Seulement, il ne peut pas s’agir d’un jeu parce que les agneaux meurent. Je n’ai que treize ans, et mon père, ainsi qu’un tas d’autres gens plus âgés que moi, veulent que je fasse quelque chose. Et je ne peux pas. L’hiverrier m’a retrouvée. Il est maintenant ici, et je suis trop faible.

Ce serait plus facile s’ils me brutalisaient, mais non, ils me supplient. Mon père a la figure grise d’inquiétude et il me supplie. Mon père me supplie.

Oh non, il ôte son chapeau. Il ôte son chapeau pour me parler !

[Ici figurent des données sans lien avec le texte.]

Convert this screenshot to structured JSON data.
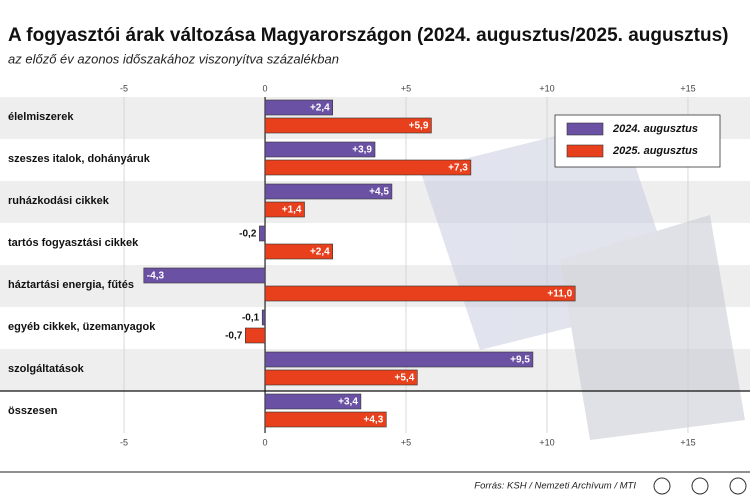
{
  "chart_data": {
    "type": "hbar",
    "title": "A fogyasztói árak változása Magyarországon (2024. augusztus/2025. augusztus)",
    "subtitle": "az előző év azonos időszakához viszonyítva százalékban",
    "categories": [
      "élelmiszerek",
      "szeszes italok, dohányáruk",
      "ruházkodási cikkek",
      "tartós fogyasztási cikkek",
      "háztartási energia, fűtés",
      "egyéb cikkek, üzemanyagok",
      "szolgáltatások",
      "összesen"
    ],
    "series": [
      {
        "name": "2024. augusztus",
        "color": "#6a51a3",
        "values": [
          2.4,
          3.9,
          4.5,
          -0.2,
          -4.3,
          -0.1,
          9.5,
          3.4
        ],
        "value_labels": [
          "+2,4",
          "+3,9",
          "+4,5",
          "-0,2",
          "-4,3",
          "-0,1",
          "+9,5",
          "+3,4"
        ]
      },
      {
        "name": "2025. augusztus",
        "color": "#e8401c",
        "values": [
          5.9,
          7.3,
          1.4,
          2.4,
          11.0,
          -0.7,
          5.4,
          4.3
        ],
        "value_labels": [
          "+5,9",
          "+7,3",
          "+1,4",
          "+2,4",
          "+11,0",
          "-0,7",
          "+5,4",
          "+4,3"
        ]
      }
    ],
    "xlim": [
      -9.4,
      17.2
    ],
    "xticks": [
      -5,
      0,
      {
        "value": 5,
        "label": "+5"
      },
      {
        "value": 10,
        "label": "+10"
      },
      {
        "value": 15,
        "label": "+15"
      }
    ],
    "legend": "upper right",
    "grid": true,
    "source": "Forrás: KSH / Nemzeti Archívum / MTI"
  }
}
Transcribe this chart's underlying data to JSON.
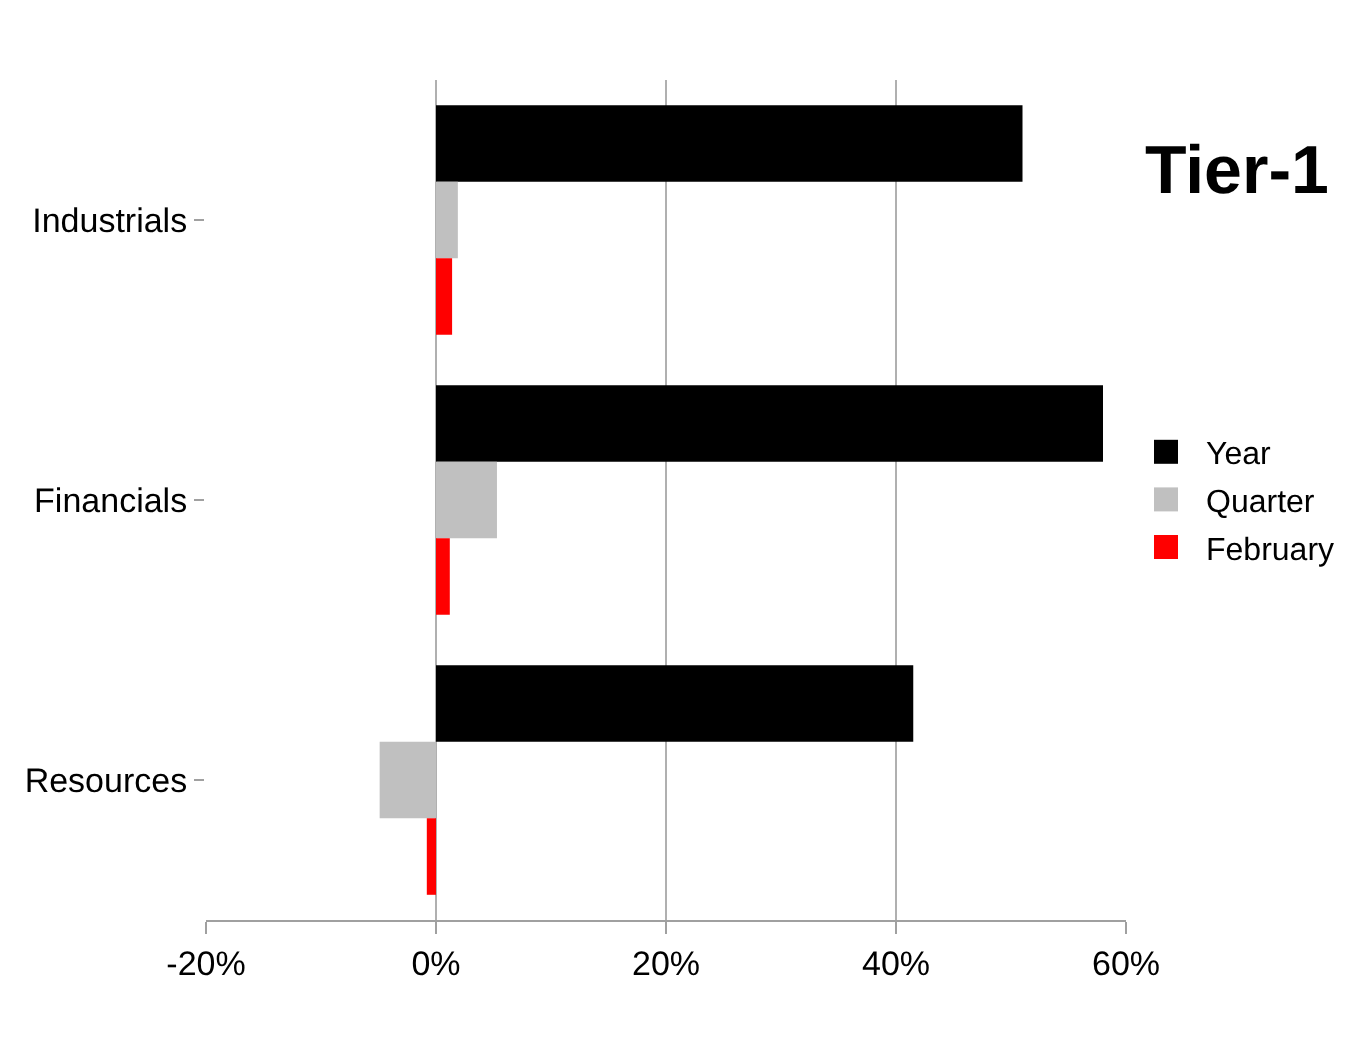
{
  "chart_data": {
    "type": "bar",
    "orientation": "horizontal",
    "title": "Tier-1",
    "categories": [
      "Industrials",
      "Financials",
      "Resources"
    ],
    "series": [
      {
        "name": "Year",
        "color": "#000000",
        "values": [
          51.0,
          58.0,
          41.5
        ]
      },
      {
        "name": "Quarter",
        "color": "#c0c0c0",
        "values": [
          1.9,
          5.3,
          -4.9
        ]
      },
      {
        "name": "February",
        "color": "#ff0000",
        "values": [
          1.4,
          1.2,
          -0.8
        ]
      }
    ],
    "xlim": [
      -20,
      60
    ],
    "xticks": [
      {
        "value": -20,
        "label": "-20%"
      },
      {
        "value": 0,
        "label": "0%"
      },
      {
        "value": 20,
        "label": "20%"
      },
      {
        "value": 40,
        "label": "40%"
      },
      {
        "value": 60,
        "label": "60%"
      }
    ],
    "grid": "x",
    "legend": "right"
  }
}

Ils s’imaginent que la magie vient toute seule dès que je claque des doigts. Mais si je ne fais pas ça pour eux maintenant, à quoi je sers ? Je ne peux pas leur montrer que j’ai peur. Les sorcières n’ont pas le droit d’avoir peur.

Et c’est ma faute. C’est moi qui ai tout déclenché. C’est à moi d’y mettre un terme.

Monsieur Patraque s’éclaircit la gorge.

«… Et… euh… est-ce que tu pourrais pas… euh… le chasser par magie, euh… ou autrement ? Pour nous ? »

Tout dans la ferme était gris, parce que la lumière des fenêtres filtrait à travers la neige. Aucun villageois n’avait perdu son temps à dégager les maisons de l’horrible élément. On avait besoin ailleurs de tous ceux en mesure de tenir une pelle, et leur nombre était encore insuffisant. Pour tout dire, la plupart étaient restés debout toute la nuit à faire marcher les troupeaux de jeunes chevaux, à tâcher de préserver les jeunes agneaux… dans le noir, dans la neige…

Sa neige à elle. C’était un message pour elle. Un défi. Une sommation.

« D’accord, dit-elle. Je vais voir ce que je peux faire.

— T’es une bonne fille », fit son père avec un grand sourire de soulagement.